Soit 10 mois et 2 jours.

Le recourant ne conteste pas

ce calcul. Dans sa réplique du 27 décembre 2005, il fait valoir ses périodes de

travail pour la période antérieure au 21 juin 2003, mais celles-ci ne sont pas

déterminantes, dès lors qu’elles sortent du délai-cadre. Le moyen doit dès lors

être écarté.

3.

Le recourant se prévaut de la période durant laquelle il a

reçu les indemnités de l’assurance-accidents, soit du 1er octobre

2004.

au 19 juin 2005. Ainsi, de manière implicite, il soutient que ce laps de

temps aurait dû être pris en compte comme période de cotisation.

Compte comme période de cotisation le temps durant

lequel l’assuré est partie à un rapport de travail, mais ne touche pas de

salaire parce qu’il est victime d’un accident et, partant, ne paie pas de

cotisation (art. 13 al. 2 let. c LACI).

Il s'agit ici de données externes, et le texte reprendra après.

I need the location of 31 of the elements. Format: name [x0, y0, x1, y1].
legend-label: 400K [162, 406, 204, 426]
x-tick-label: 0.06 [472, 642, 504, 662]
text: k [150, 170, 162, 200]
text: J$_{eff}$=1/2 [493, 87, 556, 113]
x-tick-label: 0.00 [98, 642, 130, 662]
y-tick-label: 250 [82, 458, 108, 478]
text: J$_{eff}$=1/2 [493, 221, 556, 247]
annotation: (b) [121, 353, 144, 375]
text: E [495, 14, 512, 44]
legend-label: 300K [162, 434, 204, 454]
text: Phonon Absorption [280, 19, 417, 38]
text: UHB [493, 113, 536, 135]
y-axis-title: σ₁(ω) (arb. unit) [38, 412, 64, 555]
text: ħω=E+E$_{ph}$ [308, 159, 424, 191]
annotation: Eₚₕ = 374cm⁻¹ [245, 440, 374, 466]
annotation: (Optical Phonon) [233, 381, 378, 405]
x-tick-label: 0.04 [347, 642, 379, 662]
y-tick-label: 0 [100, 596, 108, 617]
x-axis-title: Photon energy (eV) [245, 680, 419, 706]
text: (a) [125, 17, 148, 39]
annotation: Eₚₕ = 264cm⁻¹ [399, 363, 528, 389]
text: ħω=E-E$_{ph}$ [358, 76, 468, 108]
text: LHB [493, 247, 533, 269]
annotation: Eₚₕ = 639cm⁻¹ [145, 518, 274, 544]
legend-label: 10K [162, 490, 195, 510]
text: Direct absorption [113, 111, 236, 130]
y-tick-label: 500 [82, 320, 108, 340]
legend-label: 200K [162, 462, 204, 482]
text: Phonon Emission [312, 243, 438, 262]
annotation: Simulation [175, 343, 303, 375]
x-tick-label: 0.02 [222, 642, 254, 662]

En l’occurrence, le recourant a été

accidenté le 30 août 2004, soit un mois avant l’expiration du contrat de

travail que le liait à la Commune d’******** jusqu’au 30 septembre 2004.

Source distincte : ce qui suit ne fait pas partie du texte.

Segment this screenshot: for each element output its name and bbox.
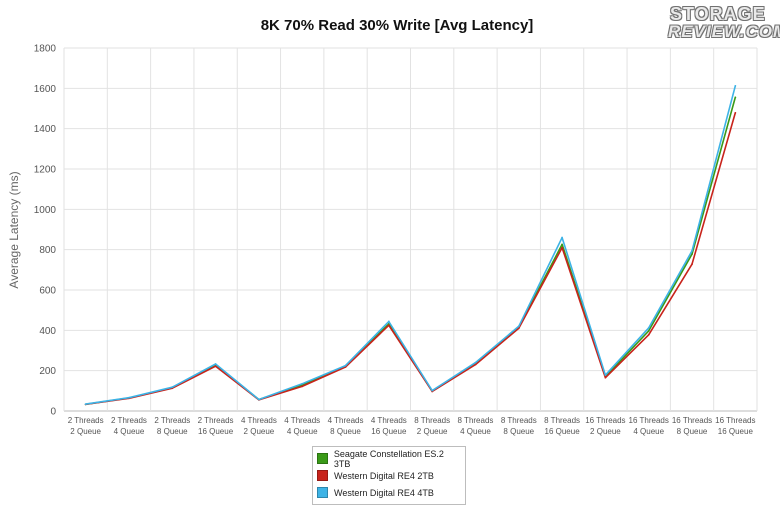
chart-legend: Seagate Constellation ES.2 3TB Western D… xyxy=(312,446,466,505)
x-tick-label-queue: 2 Queue xyxy=(244,427,275,436)
x-tick-label-queue: 4 Queue xyxy=(114,427,145,436)
x-tick-label-queue: 16 Queue xyxy=(198,427,234,436)
y-tick-label: 1600 xyxy=(34,84,57,95)
series-lines xyxy=(84,85,737,406)
data-point xyxy=(214,363,217,365)
data-point xyxy=(171,386,174,389)
data-point xyxy=(691,253,693,256)
x-tick-label-threads: 16 Threads xyxy=(585,416,625,425)
data-point xyxy=(474,363,477,366)
x-tick-label-threads: 2 Threads xyxy=(111,416,147,425)
x-tick-label-threads: 8 Threads xyxy=(414,416,450,425)
legend-item-wd-re4-2tb: Western Digital RE4 2TB xyxy=(317,467,461,484)
data-point xyxy=(387,320,390,323)
x-tick-label-queue: 2 Queue xyxy=(417,427,448,436)
x-tick-label-threads: 4 Threads xyxy=(241,416,277,425)
data-point xyxy=(647,333,650,336)
x-tick-label-threads: 16 Threads xyxy=(672,416,712,425)
data-point xyxy=(691,249,693,252)
series-line-2 xyxy=(84,85,737,405)
y-tick-label: 1200 xyxy=(34,165,57,176)
data-point xyxy=(734,112,737,114)
x-tick-label-queue: 8 Queue xyxy=(677,427,708,436)
data-point xyxy=(258,398,260,401)
x-tick-label-threads: 16 Threads xyxy=(629,416,669,425)
x-tick-label-threads: 2 Threads xyxy=(68,416,104,425)
data-point xyxy=(387,324,390,327)
x-tick-label-threads: 4 Threads xyxy=(328,416,364,425)
x-tick-label-queue: 8 Queue xyxy=(503,427,534,436)
legend-label: Western Digital RE4 2TB xyxy=(334,470,434,481)
gridlines xyxy=(63,47,758,412)
x-tick-label-queue: 16 Queue xyxy=(545,427,581,436)
x-tick-label-threads: 4 Threads xyxy=(284,416,320,425)
x-tick-label-queue: 8 Queue xyxy=(330,427,361,436)
x-tick-label-queue: 8 Queue xyxy=(157,427,188,436)
data-point xyxy=(84,403,87,406)
data-point xyxy=(647,327,650,329)
data-point xyxy=(517,327,520,330)
data-point xyxy=(474,361,477,364)
y-tick-label: 400 xyxy=(39,326,56,337)
y-axis-label: Average Latency (ms) xyxy=(7,171,21,288)
x-tick-label-threads: 16 Threads xyxy=(715,416,755,425)
y-tick-label: 1800 xyxy=(34,44,57,55)
x-tick-label-queue: 4 Queue xyxy=(633,427,664,436)
legend-swatch xyxy=(317,453,328,464)
data-point xyxy=(214,365,217,368)
y-tick-label: 200 xyxy=(39,366,56,377)
data-point xyxy=(517,325,520,328)
y-tick-label: 1000 xyxy=(34,205,57,216)
data-point xyxy=(604,374,607,377)
legend-item-seagate-es2-3tb: Seagate Constellation ES.2 3TB xyxy=(317,448,461,469)
data-point xyxy=(734,85,737,87)
logo-line-2: REVIEW.COM xyxy=(668,22,780,41)
legend-label: Western Digital RE4 4TB xyxy=(334,487,434,498)
data-point xyxy=(301,382,304,385)
storagereview-logo: STORAGE REVIEW.COM xyxy=(664,4,780,44)
data-point xyxy=(647,330,650,332)
x-tick-label-threads: 8 Threads xyxy=(501,416,537,425)
y-axis-ticks: 0 200 400 600 800 1000 1200 1400 1600 1800 xyxy=(34,44,57,418)
y-tick-label: 1400 xyxy=(34,124,57,135)
x-tick-label-threads: 8 Threads xyxy=(458,416,494,425)
legend-label: Seagate Constellation ES.2 3TB xyxy=(333,448,444,469)
x-tick-label-queue: 16 Queue xyxy=(371,427,407,436)
x-tick-label-queue: 16 Queue xyxy=(718,427,754,436)
x-tick-label-queue: 4 Queue xyxy=(287,427,318,436)
data-point xyxy=(691,263,693,266)
legend-item-wd-re4-4tb: Western Digital RE4 4TB xyxy=(317,484,461,501)
data-point xyxy=(431,389,434,392)
data-point xyxy=(604,376,607,379)
y-tick-label: 800 xyxy=(39,245,56,256)
data-point xyxy=(734,96,737,99)
data-point xyxy=(301,385,304,388)
legend-swatch xyxy=(317,487,328,498)
data-point xyxy=(128,396,130,399)
x-tick-label-queue: 4 Queue xyxy=(460,427,491,436)
chart-title: 8K 70% Read 30% Write [Avg Latency] xyxy=(261,17,534,34)
x-tick-label-threads: 2 Threads xyxy=(154,416,190,425)
x-tick-label-threads: 2 Threads xyxy=(198,416,234,425)
legend-swatch xyxy=(317,470,328,481)
x-tick-label-threads: 8 Threads xyxy=(544,416,580,425)
data-point xyxy=(561,243,563,246)
x-tick-label-threads: 4 Threads xyxy=(371,416,407,425)
x-tick-label-queue: 2 Queue xyxy=(70,427,101,436)
data-point xyxy=(561,236,563,239)
series-line-1 xyxy=(84,112,737,406)
y-tick-label: 600 xyxy=(39,286,56,297)
y-tick-label: 0 xyxy=(50,407,56,418)
x-tick-label-queue: 2 Queue xyxy=(590,427,621,436)
data-point xyxy=(561,246,563,249)
data-point xyxy=(344,364,347,367)
x-axis-ticks: 2 Threads 2 Queue 2 Threads 4 Queue 2 Thread… xyxy=(68,416,756,436)
logo-line-1: STORAGE xyxy=(670,4,766,24)
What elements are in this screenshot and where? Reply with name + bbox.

Au-delà de cette date, il ne pouvait plus revendiquer en sa faveur

l’application de l’art. 13 al. 2 let. c LACI, puisque les rapports de travail

avaient pris fin.

4.

Il reste à envisager la possibilité pour le recourant

d’être libéré des conditions relatives à la période de cotisation. Il faut pour

cela que l’assuré, dans les limites du délai-cadre, et pendant plus de douze

mois au total, ne soit pas partie à un rapport de travail notamment à raison

d’un accident (art. 14 al. 1 let. b LACI). Il doit exister un rapport de

causalité entre le motif qui a empêché l’assuré d’exercer une activité

lucrative pendant le délai-cadre de cotisation et le non-accomplissement de la

période de cotisation (ATF 126 V 384 consid. 2b p. 386/387; 121 V 336 consid.

5b p. 342/343).

Ces conditions ne sont pas remplies en l’espèce. En

effet, le recourant a été en incapacité de travail, à la suite de l’accident du

30.

août 2004, du 1er octobre suivant au 19 juin 2005, soit pendant

moins d’un an. Cela exclut l’application de l’art. 14 al. 1 let. b LACI en sa

faveur. Pour le surplus, si le cumul des différents motifs de l’art. 14 LACI

est envisageable (ATF 131 V 279), il n’est en revanche pas possible de cumuler

entre eux les motifs des art. 13 et 14 LACI (arrêt du Tribunal fédéral des

assurances C 106/01 du 28 mars 2002, consid. 1 e, et les

références citées).

5.

Le recours doit ainsi être rejeté. Il est statué sans

frais. Il n’y a pas lieu d’allouer des dépens.

Dispositif

Par ces motifs

le Tribunal administratif

arrête:

I.

Le recours est rejeté.

II.

La décision rendue le 10 octobre 2005 par la Caisse

cantonale de chômage est confirmée.

III.

Il est statué sans frais, ni dépens.

Lausanne, le 16 février 2006

Le

président :

Le présent arrêt est

communiqué aux destinataires de l'avis d'envoi ci-joint

La présente décision peut

faire l'objet, dans les trente jours suivant sa communication, d'un recours au

Tribunal fédéral des assurances, Schweizerhofquai 6, 6004 Lucerne. Le recours

s'exerce par acte écrit, déposé en trois exemplaires, indiquant :

a) quelle

décision le recourant désire obtenir en lieu et place de la présente décision;

b) pour

quels motifs le recourant s'estime en droit d'obtenir cette autre décision;

c) quels moyens de preuve le

recourant invoque à l'appui de ses motifs.

La présente décision et l'enveloppe dans laquelle elle a

été expédiée, ainsi que les pièces invoquées comme moyens de preuve,

lorsqu'elles se trouvent en mains du recourant, seront jointes au recours.